From the archive: Is a jumper angrier than a tree?
Professor Amanda Waterman (University of Leeds) on her September 2001 cover feature.
01 August 2024
It's been a while since I asked children to reflect on the emotions of jumpers and trees. The work we carried out over 20 years ago challenged previous research within the eyewitness testimony context that found children would respond to nonsensical questions without query or request for clarification.
Our research showed that if questions were phrased such that they only required a 'yes' or 'no' response, children did tend to give one of those two responses. However, if questions were more 'open', e.g., 'What do feet have for breakfast?', children were much more likely to say that it was a silly question or that they didn't understand.
Building on that, we looked at how children (and adults) would respond to sensible questions, about a story or a staged event, but where they did not know the answer to some of the questions. We were interested in what factors would increase or decrease the chance that people would appropriately say when they did not know.
For example, we found that when participants believed an interviewer to be ignorant of what had happened at the event, they were more likely correctly to indicate when they did not know the answer to a particular question.
I do remember that the cover was somewhat controversial at the time! I think some people felt that we were trying somehow to trick children into answering nonsensical questions, which was obviously not our intent. And the Editor tells me some just thought it looked cartoonish or comic. [Editor's note: This did seem to be a recurring problem with illustrating complex psychological concepts at the time.] But asking silly questions has a serious side – how children and adults may approach question-answer exchanges with different understandings and different interpretations about that type of discourse.

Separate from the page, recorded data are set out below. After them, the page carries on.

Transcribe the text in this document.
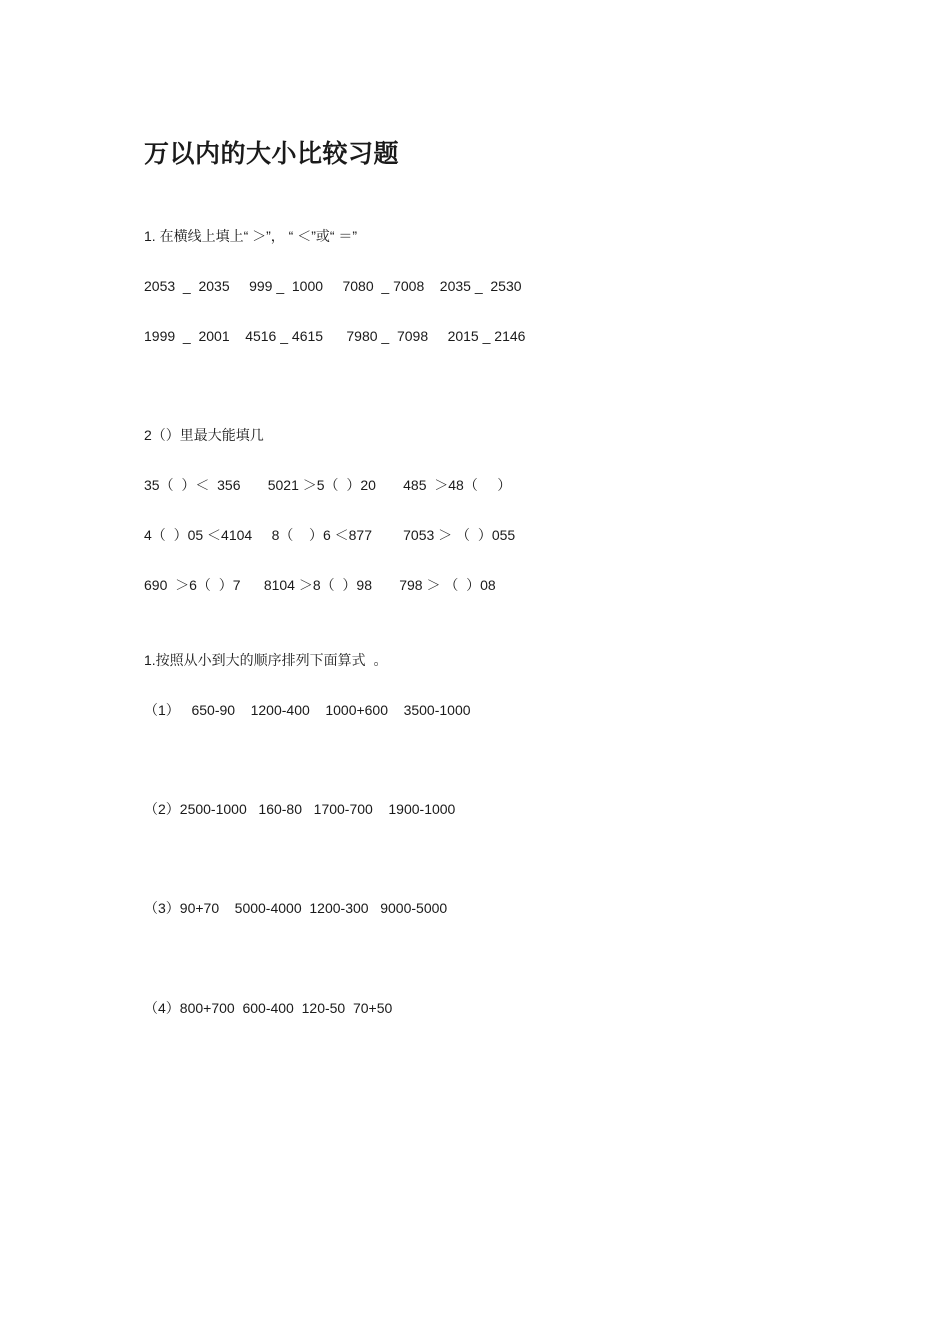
万以内的大小比较习题
1. 在横线上填上“ ＞”， “ ＜”或“ ＝”
2053  _  2035     999 _  1000     7080  _ 7008    2035 _  2530
1999  _  2001    4516 _ 4615      7980 _  7098     2015 _ 2146
2（）里最大能填几
35（  ）＜  356       5021 ＞5（  ）20       485  ＞48（     ）
4（  ）05 ＜4104     8（    ）6 ＜877        7053 ＞ （  ）055
690  ＞6（  ）7      8104 ＞8（  ）98       798 ＞ （  ）08
1.按照从小到大的顺序排列下面算式  。
（1）   650-90    1200-400    1000+600    3500-1000
（2）2500-1000   160-80   1700-700    1900-1000
（3）90+70    5000-4000  1200-300   9000-5000
（4）800+700  600-400  120-50  70+50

In fact, the research was picked up by the Freakonomics team in the US, who were interested in how difficult it can be for adults to admit when they don't know the answer to a question in certain contexts such as board room meetings. That led to a fun radio interview with Stephen Dubner, which culminated in him singing Happy Birthday to my son (a story for another time).
Over the years my research focus has moved from long-term memory to working memory, with a particular interest in the importance of working memory within the classroom. However, I still find myself drawn back to this idea of what people do when they don't know the answer to a question, or don't understand a question.
Oh, and if you're interested, the consensus was that jumpers are angrier.